Beberapa menit kemudian Arna membuka pelan matanya menatap sinar silau dari langit-langit. Ia memegang ubun-ubunnya yang masih terasa pusing, tanpa sadar tangannya terpasang jarum infus ia kaget dimanakah ia berbaring antara puskesmas atau ruang rumah sakit. Mas udin masuk keruang dan segera mendekati Arna yang sudah sadar.

"Dik.." Ucap mas udin cemas

"Mas Aku dimana?" Tanya Arna yang masih berbaring diranjang.

"Kamu dirumah sakit" Jawab mas udin.

Arna menengok tulisan ditengah pintu rumah sakit ternyata ia berada diruang UGD. Kedua sahabatnya tak terlihat diruangan, mas udin memberi tahu mereka sudah pulang duluan.

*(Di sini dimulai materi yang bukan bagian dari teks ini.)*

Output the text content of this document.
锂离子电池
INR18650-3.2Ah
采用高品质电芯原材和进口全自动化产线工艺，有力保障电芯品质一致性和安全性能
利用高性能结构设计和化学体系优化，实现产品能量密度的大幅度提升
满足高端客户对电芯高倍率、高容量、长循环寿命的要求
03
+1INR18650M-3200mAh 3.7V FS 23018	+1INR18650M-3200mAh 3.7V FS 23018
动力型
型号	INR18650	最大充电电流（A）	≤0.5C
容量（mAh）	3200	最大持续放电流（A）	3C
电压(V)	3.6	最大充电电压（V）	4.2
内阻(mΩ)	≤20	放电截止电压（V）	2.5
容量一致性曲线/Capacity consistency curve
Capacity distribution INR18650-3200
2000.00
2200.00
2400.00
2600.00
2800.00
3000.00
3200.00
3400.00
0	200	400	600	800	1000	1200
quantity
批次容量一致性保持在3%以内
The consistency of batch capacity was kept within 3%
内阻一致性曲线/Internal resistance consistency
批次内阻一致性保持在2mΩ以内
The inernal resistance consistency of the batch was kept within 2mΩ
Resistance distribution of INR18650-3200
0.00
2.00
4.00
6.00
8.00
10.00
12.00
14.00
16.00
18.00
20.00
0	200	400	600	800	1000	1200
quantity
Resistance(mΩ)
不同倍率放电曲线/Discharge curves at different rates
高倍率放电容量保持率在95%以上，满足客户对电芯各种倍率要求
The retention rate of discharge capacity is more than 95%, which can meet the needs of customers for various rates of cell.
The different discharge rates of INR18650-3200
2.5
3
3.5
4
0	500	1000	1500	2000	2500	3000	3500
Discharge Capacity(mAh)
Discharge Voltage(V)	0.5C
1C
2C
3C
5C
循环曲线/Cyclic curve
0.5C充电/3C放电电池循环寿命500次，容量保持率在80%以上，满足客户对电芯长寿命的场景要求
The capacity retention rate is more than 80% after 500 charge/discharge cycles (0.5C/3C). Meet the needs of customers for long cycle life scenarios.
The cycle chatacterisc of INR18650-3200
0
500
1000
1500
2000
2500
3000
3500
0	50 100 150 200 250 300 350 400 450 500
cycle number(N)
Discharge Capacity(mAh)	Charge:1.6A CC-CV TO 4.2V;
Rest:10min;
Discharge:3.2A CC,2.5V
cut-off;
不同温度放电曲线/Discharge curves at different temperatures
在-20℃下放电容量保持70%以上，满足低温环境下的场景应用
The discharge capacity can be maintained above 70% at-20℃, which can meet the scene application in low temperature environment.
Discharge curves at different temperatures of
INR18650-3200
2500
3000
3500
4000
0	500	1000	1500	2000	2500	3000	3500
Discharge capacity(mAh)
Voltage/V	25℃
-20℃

"Sebelum mereka pulang, mereka sampaikan salam dan doa semoga kamu cepat pulih seperti biasa. Mereka pulang duluan karena kamu pingsan sudah satu setengah jam. Mereka akan membesuk kamu nantinya."

"Kenapa aku harus dibawa kesini mas.. Tau kan rumah sakit tidak sedikit biaya yang dikeluarkan. Aku mau pulang" Arna memelas dengan mata ber kaca-kaca.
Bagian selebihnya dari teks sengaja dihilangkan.